I am blessed because God has put me through so much in my life. Everyone goes through a lot in their life. God never said life would be easy, but He did promise to make it worth-while. He promised to be there for us to lift us up when we're down, to take away all of our pain, to be that one set of footprints in the sand because that's where He has carried us, and to always love us for who we are on the inside and not the out. God doesn't put us through obstacles to punish us no matter how much we feel He is, but to make us stronger people in the end. To help us learn from our mistakes and let go of those mistakes and never turn back. I know there are so many people out there that have been through more tragic things then I could ever imagine going through. I'm thankful that God has put me through so much no matter how hard it was, has been, and is. I am blessed.
I am blessed because I have a roof over my head, food in my stomach, clean water, clothes on my back, shoes on my feet, a bed to sleep in, a car to drive me places, air to cool me off and heat to warm me up, things that I don't even need, a wonderful job that I cherish, family and friends who love me and who I adore, a man in my life who is there for me every day, and I'm able to walk and talk and see and take care of myself without assistance. I might not have much, but in my heart I have it all. We all take things for granted. We even take the people in our life for granted. Sometimes we don't even notice it until it's too late. All of these things we have, we think everyone else has too...but a lot of times, that's not the case. I'm thankful that God has brought me these things and more. I am blessed.
I am blessed because after a few not so pleasant relationships, God has finally brought a man in my life who treats me better than any man ever has. You have to stop looking for that right person and let God bring them to you when the time is right. You have to make yourself happy before you can ever make anyone else happy. You have to be patient. And as hard as it is for me to be patient, I'm glad I was because I wouldn't have TC in my life. He's such a sweet and caring man. I have no idea what I'd do without him. He makes me laugh like no other person ever has. The little things he does for me makes me smile. He surprises me in some way every single day. I know in my heart that he is the man I'm supposed to spend the rest of my life with even if we've only known each other a year. It's been the best year of my life and no one can ever tell me differently. Our relationship started out slow and got just all of a sudden everything went so fast but I've never doubted if our relationship would last or not. I don't know what the future holds for us but I do know that no matter where it takes us, we're going to be stronger than ever and we'll be happy. I can't wait to spend the rest of my life with this man. I am blessed.

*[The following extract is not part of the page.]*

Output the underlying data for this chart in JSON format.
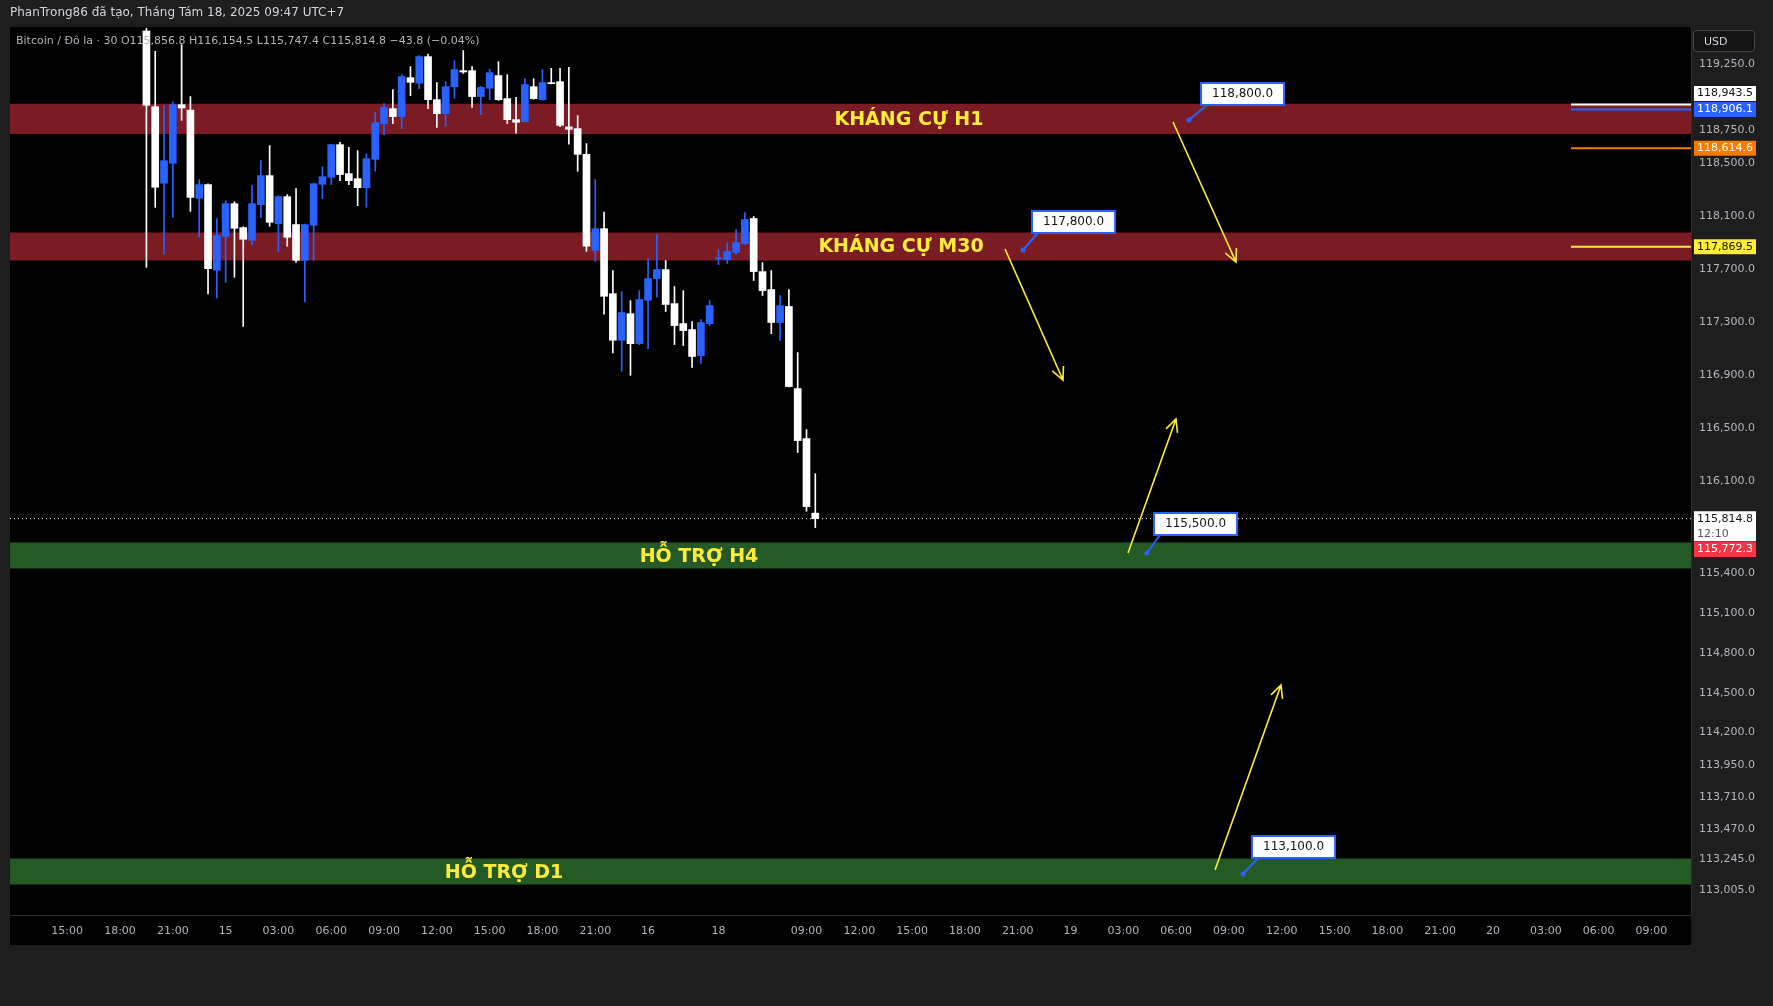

I am blessed because I have been able to experience motherhood. As hard as it has been, my son is healthy and I am healthy. So many women can't have kids and I couldn't imagine how hard that is to be told that. I was told 2 years ago that I would have a hard time having kids because I was having some female problems for a year due to all the medicine I was on for epilepsy when I never had epilepsy. That discouraged me but I knew those doctors were wrong. As silly as this sounds and as much as I complain about it, I am thankful for the swollen feet and hands, the morning sickness, the aches and pains, the cramping and pressure, the numbness, the moments I get out of breath just by putting my socks on, and the tiredness that pregnancy has brought me...because I know not every woman can experience being pregnant. And I know in the end, I will have a baby boy to look at and to be thankful for. I am blessed.
I am blessed beyond words right now and I couldn't be happier with my life. I have my bad and off days like everyone else in this world...but those bad days fade out into the distance and God provides me with better days. I get emotional, sometimes I feel like giving up, and sometimes I feel like no one is here to understand....but then God helps me. He helps me by picking me back up when I feel like giving up. He helps me by bringing people into my life to help me cope with things that I don't know how to cope with on my own. I am blessed.
"I was born to be stubborn, to be a little bit bitchy, to push people, to push myself. I was taught never to take life for granted, to live a little, to love with everything I had, to never give up, to believe in myself, but most of all, to fight for myself."